Ces quelques mots de Géraldine Chaplin dans Cria Cuervos de Carlos Saura (1976) résonnent à mes oreilles comme une petite clochette. Son tintement léger et régulier, entêtant, me plonge dans des souvenirs d’enfance lointains, imparfaits, grignotés par le temps... Des souvenirs joyeux je crois, même si le terme n’est pas vraiment adéquat. Disons plutôt, des souvenirs tendres. Tendres comme les joues de l’enfant que j’étais, plutôt espiègle mais bon élève. Tendres comme les sentiments qui nous traversent lorsqu’on a 7, 8 ou 10 ans. Tendres comme les regards que l’on pose sur nos camarades dans la cour de récré, ceux avec qui l’on se dispute des billes, des pogs ou des jojo’s. Tendres comme les premiers émois amoureux, incompris, inconséquents, indomptables. Disparus.

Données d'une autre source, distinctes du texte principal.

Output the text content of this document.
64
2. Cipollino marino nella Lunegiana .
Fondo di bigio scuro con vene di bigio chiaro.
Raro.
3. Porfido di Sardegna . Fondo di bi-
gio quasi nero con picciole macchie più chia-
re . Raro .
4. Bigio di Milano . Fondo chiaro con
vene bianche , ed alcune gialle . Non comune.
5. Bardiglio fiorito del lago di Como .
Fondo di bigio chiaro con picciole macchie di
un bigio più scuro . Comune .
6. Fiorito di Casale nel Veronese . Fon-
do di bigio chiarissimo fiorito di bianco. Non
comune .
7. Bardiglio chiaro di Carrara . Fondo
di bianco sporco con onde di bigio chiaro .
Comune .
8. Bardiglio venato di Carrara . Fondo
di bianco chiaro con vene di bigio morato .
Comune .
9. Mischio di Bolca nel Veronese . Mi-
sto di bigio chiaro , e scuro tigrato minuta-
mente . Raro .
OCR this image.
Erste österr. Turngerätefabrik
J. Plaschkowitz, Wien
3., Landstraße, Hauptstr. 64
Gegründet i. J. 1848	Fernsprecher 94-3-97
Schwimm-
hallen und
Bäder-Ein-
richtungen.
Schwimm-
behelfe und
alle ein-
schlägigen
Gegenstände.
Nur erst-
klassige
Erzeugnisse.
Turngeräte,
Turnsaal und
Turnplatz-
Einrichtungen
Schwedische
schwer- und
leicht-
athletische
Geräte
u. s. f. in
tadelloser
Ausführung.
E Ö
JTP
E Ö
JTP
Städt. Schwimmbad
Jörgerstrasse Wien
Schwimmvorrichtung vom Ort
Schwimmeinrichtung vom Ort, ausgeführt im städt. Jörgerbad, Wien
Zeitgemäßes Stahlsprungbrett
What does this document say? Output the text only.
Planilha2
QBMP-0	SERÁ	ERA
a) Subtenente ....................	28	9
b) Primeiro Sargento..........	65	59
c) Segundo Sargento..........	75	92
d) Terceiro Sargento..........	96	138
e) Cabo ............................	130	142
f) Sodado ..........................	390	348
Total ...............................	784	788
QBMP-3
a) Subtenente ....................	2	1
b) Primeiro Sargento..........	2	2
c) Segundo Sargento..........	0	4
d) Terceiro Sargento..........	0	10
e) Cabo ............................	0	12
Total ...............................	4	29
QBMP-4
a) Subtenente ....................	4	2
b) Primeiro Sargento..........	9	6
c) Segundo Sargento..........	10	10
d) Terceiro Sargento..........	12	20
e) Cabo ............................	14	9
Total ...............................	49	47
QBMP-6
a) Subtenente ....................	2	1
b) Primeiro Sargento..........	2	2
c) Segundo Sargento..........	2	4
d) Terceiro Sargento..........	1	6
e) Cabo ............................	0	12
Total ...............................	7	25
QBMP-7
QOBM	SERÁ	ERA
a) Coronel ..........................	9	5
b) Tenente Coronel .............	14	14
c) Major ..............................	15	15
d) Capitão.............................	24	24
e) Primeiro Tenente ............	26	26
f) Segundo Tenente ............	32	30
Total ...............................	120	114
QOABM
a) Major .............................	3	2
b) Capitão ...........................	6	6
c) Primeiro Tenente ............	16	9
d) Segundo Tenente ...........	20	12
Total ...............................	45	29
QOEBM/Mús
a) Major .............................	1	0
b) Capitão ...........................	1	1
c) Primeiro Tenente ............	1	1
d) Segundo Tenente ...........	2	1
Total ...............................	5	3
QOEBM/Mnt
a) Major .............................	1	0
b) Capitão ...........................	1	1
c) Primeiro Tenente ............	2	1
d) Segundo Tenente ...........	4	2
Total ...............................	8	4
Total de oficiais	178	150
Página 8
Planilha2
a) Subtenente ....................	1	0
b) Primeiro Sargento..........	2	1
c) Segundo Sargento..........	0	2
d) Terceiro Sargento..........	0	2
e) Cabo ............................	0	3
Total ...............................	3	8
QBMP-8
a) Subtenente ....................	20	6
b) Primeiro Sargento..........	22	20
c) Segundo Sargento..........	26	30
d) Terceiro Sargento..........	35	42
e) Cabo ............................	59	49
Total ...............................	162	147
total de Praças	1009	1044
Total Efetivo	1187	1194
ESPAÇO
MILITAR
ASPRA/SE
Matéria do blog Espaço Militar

Il s’appelait Jonathan. Il avait la crinière blonde de ces enfants parfaits, qu’on ne croise que dans les publicités pour des céréales ou pour des jouets. La coupe mi-longue, une raie au milieu, du gel par kilos pour faire tenir des mèches que tous les gamins de mon âge tentaient d’imiter. Une petite bouche feutrée, aux lèvres d’une rare finesse, aussi fines d’ailleurs que ses sourcils blonds, aguicheurs et taquins. Le visage encore rond de l’enfance, d’où se dégageait tout de même une aura toute féminine, presque androgyne. Son regard charmeur, d’un bleu souverain, dissimulait mal une certaine mélancolie. Comment pouvait-il être triste, pensais-je, lui qui ressemble à tout ce qu’un gamin américain ou européen peut rêver d’être, lorsqu’on a 10 ou 15 ans ? Étais-ce d’ailleurs vraiment de la mélancolie, ou un air plutôt gauche et incertain, maladresse d’un jeune premier à qui l’on fait miroiter la gloire un peu trop tôt, mais qui ne sait pas encore sourire convenablement à l’intimidant objectif...
Jonathan était un ami sans le savoir. Un compagnon même. Une figure identificatoire sur la- quelle se projetait ma solitude de jeune garçon traversé par les inconstances de mon âge. Mais pas que. Jonathan était ce que je voulais être au plus profond de moi : une vedette sur qui l’on pose son regard, un beau garçon que l’on scrute lorsqu’il traverse la rue, un mecton qui en impose. Plus encore, je voulais être avec lui. Je voulais que nous nous connaissions, que nous soyons amis. Les meilleurs pour sûr. Inséparables. Je voulais jouer à ses côtés, combattre les sinistres clowns, affronter les profondeurs, chevaucher le diable, écrire encore et encore les chapitres d’une histoire sans fin. Toujours à ses côtés. Je crois bien que je rêvais aussi de l’embrasser.